[MPI3 Fortran] ASYNCHRONOUS and non-blocking communication
Aleksandar Donev
donev1 at llnl.gov
Fri Jun 13 12:25:32 CDT 2008
Hello,
Following some recent discussions on J3 I have written a paper on
modifications needed to make the ASYNCHRONOUS attribute work with
non-blocking communication. Craig already pointed out that VOLATILE can be
used as well:
REAL :: buffer(100)
BEGIN BLOCK
VOLATILE :: buf
err = MPI_Irecv(buf, ..., req)
.
.
err = MPI_Wait(req, ...)
END BLOCK
This has the unwanted side-effect that it requires BLOCK (so the whole
transfer needs to occur within one scoping unit) to enable optimizations
outside of the region where the asynchronous data transfer occurs. It seems
much better if the already existing mechanisms for Fortran asynchronous I/O
apply to user-defined I/O as well.
The paper is below. I know it is a little technical in the edits, but please
look over it and comment. If the MPI-3 Fortran group wishes to officially
endorse it that might help. Even if this is not a timely solution, in the
sense that it requires the SYNC MEMORY statement which is new in Fortran 2008
due to the addition of explicit parallelism to the language (coarrays), I
still think it is good to have it.
The Fortran meeting is in August so this paper should be submitted by the end
of July.
Thanks,
Aleks
--------------
To: J3
From: Aleksandar Donev
Subject: User-specified ASYNCHRONOUS I/O
Date: 6/13/2008
Several important libraries have routines for asynchronous data transfer, for
example, MPI's non-blocking communication routines. The use of these routines
is essentially identical to asynchronous I/O within Fortran 2003, however,
the ASYNCHRONOUS attribute only applies to the standard-specified
asynchronous I/O. The VOLATILE attribute may be used to signal to the
compiler that a variable may be modified asynchronously by an external
mechanism, however, this disables all optimizations involving the variable,
which is not needed. In particular, in good programs the variable will not be
referenced or defined while asynchronous data transfer is possibly occuring
(this is an explicit restriction in the MPI standard), just as required in
F2003 for variables involved in async I/O.

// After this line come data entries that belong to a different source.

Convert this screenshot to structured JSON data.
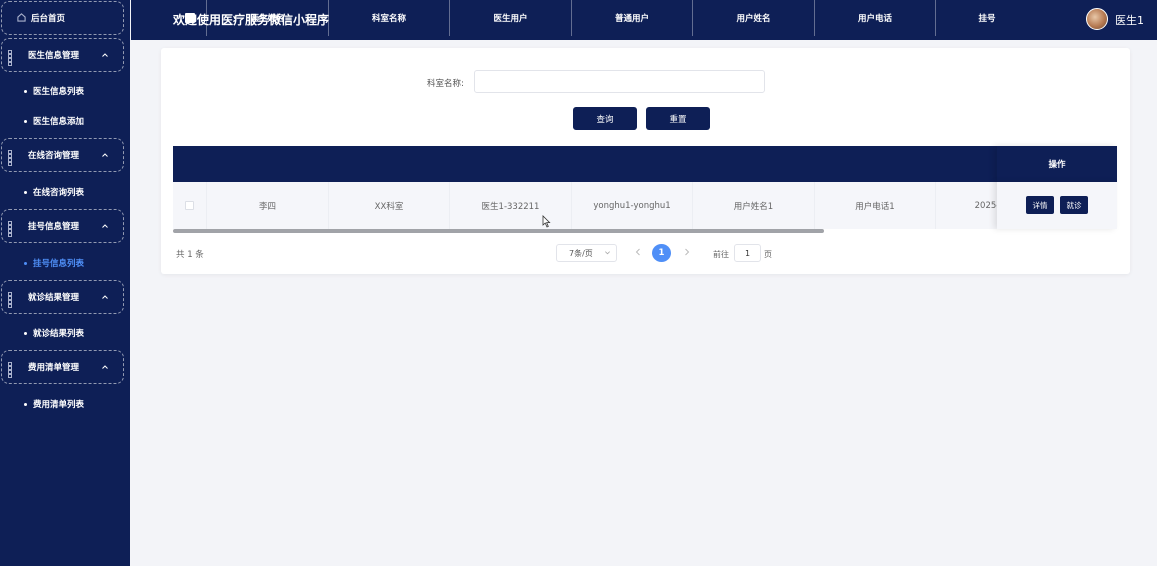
{
  "header": {
    "title": "欢迎使用医疗服务微信小程序",
    "username": "医生1"
  },
  "sidebar": {
    "home": "后台首页",
    "groups": [
      {
        "label": "医生信息管理",
        "items": [
          "医生信息列表",
          "医生信息添加"
        ]
      },
      {
        "label": "在线咨询管理",
        "items": [
          "在线咨询列表"
        ]
      },
      {
        "label": "挂号信息管理",
        "items": [
          "挂号信息列表"
        ]
      },
      {
        "label": "就诊结果管理",
        "items": [
          "就诊结果列表"
        ]
      },
      {
        "label": "费用清单管理",
        "items": [
          "费用清单列表"
        ]
      }
    ],
    "active_item": "挂号信息列表"
  },
  "search": {
    "label": "科室名称:",
    "value": "",
    "query_button": "查询",
    "reset_button": "重置"
  },
  "table": {
    "columns": [
      "医生姓名",
      "科室名称",
      "医生用户",
      "普通用户",
      "用户姓名",
      "用户电话",
      "挂号",
      "操作"
    ],
    "rows": [
      {
        "doctor_name": "李四",
        "department": "XX科室",
        "doctor_user": "医生1-332211",
        "normal_user": "yonghu1-yonghu1",
        "user_name": "用户姓名1",
        "user_phone": "用户电话1",
        "register": "2025-"
      }
    ],
    "actions": [
      "详情",
      "就诊"
    ]
  },
  "pagination": {
    "total": "共 1 条",
    "page_size": "7条/页",
    "current_page": "1",
    "goto_label": "前往",
    "goto_value": "1",
    "page_unit": "页"
  },
  "colors": {
    "primary": "#0e1f56",
    "accent": "#4f8ff7",
    "background": "#f3f4f8"
  },
  "icons": [
    "home-icon",
    "grid-icon",
    "chevron-up-icon",
    "chevron-left-icon",
    "chevron-right-icon",
    "chevron-down-icon",
    "avatar"
  ]
}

It is therefore useful to extend the semantics of the ASYNCHRONOUS attribute
to also apply to user-defined I/O. This was difficult to do in Fortran 2003
because the issues of memory consistency were hard to specify. However, the
same kind of asynchronous data transfer and memory consistency issues occur
with co-arrays, and we now have the segment model and SYNC MEMORY to lean on.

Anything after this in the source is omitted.